It’s calm this morning on the lake; it’s a liquid mirror reflecting the mountains and sky. Beautiful, but not my favorite conditions. My best days fishing Crowley were helped by a little ripple on the water, just enough wave action to keep the fly moving and enticing hits a dozen feet under the surface. Gerry and I are instructed to occasionally raise our rod tips to give the flies action, a tactic with which we’re both familiar.

We anchor, rig up, and Joe points out the lane we should target. It’s a drop off twenty to twenty-five feet from the boat. I settle in, reacquainting myself with the lake, like meeting up with a friend after a long absence. It’s not long before there’s confirmation of fish in the area, on other boats. The still morning air is broken now and again by shouts of “fish on,” sometimes followed by the noises of anguish when a fish doesn’t make to the net.

Stillwater nymphing on Crowley Lake requires patience, focus, knowledge, and hope. I could on a guide for the knowledge, then hope I’m fast enough to set the hook.

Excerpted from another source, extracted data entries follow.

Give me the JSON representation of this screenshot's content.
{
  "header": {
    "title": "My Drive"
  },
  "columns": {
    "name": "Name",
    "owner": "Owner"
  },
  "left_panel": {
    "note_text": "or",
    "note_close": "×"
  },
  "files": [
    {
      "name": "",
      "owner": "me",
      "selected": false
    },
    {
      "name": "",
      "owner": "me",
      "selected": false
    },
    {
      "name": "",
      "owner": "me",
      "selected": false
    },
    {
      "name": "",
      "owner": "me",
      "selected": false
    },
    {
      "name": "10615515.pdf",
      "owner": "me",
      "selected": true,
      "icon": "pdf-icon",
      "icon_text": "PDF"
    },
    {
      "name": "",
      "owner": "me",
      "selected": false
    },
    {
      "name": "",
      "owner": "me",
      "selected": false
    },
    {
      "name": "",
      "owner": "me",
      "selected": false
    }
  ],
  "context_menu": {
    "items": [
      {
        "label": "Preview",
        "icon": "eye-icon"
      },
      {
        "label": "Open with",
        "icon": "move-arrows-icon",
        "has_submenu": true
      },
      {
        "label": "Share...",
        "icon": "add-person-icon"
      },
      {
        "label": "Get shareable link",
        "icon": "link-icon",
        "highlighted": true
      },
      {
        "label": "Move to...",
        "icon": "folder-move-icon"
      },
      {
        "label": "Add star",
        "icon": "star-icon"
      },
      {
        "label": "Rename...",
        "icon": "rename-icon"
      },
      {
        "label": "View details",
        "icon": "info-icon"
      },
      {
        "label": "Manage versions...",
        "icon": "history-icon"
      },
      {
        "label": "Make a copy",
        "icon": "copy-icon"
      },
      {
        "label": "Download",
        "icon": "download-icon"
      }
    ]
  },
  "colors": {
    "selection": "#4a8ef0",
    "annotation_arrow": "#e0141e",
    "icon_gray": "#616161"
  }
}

It’s the focus on the indicator, quickly followed by a quick and smooth hookset that’ll factor into success. Sometimes it takes a few misses to reacquire that skillset. Less than an hour after anchoring, that skillset was reacquired.

It’d be nice to say that I hit that first strike and landed a fish, but I can’t exactly remember. Regardless, that first fish was more than nice sized, about eighteen-plus inches. Joe asks if I wanted a photo with it, but I opt to wait for a bigger trout.

Fish on for Gerry in the early and too calm morning.

There can be days on Crowley Lake when the fishing is fast and furious, or consistent, or tough. This would be a day of consistency, both in terms of frequency and size. There was a chance nearly every half hour to hook a fish. A chance that required we consistently perform good hooksets. Sadly but honestly I must say my hooksets were less consistent than the bite.

The fish we did bring to net were consistently impressive. About midmorning , Gerry and I had a double. We both landed fish nearly every hour until about 11 a.m. When the bite slowed, I dug into lunch, a ritual that often elicits strikes. It didn’t.

One of my first Lahanton Cutthroats of the day.

Gerry’s big Lahanton, out of McGee Bay.

This is the time of day when guides decide whether to hold out for better fishing or to explore other options. Friend and outing companion Wayne and his guest, Project Healing Waters Fly Fishing participant Mike, were on the move, their guide on the hunt for a better spot. Joe asked us if we wanted to pull up anchor, suggesting we might try the Crooked Creek arm. Despite uninspiring reports from other guides, I said I was willing to give it a try.

(Crooked Creek was where I first learned stillwater nymphing. During April 2007, son Christopher and I attended the DVFF’s Novice Fly Fishing Seminar and, inspired by the class, sought a real-world experience reinforce what we had learned and expand out skillset with the help of a guide. I booked a trip on the hitherto mysterious Crowley Lake. When I was a kid, my family and I would pass the lake on the way to Tuolumne Meadows or June Lake Loop. The local newspapers we’d pick up to read and use in starting campfires were peppered with photos of unbelievably large trouts.)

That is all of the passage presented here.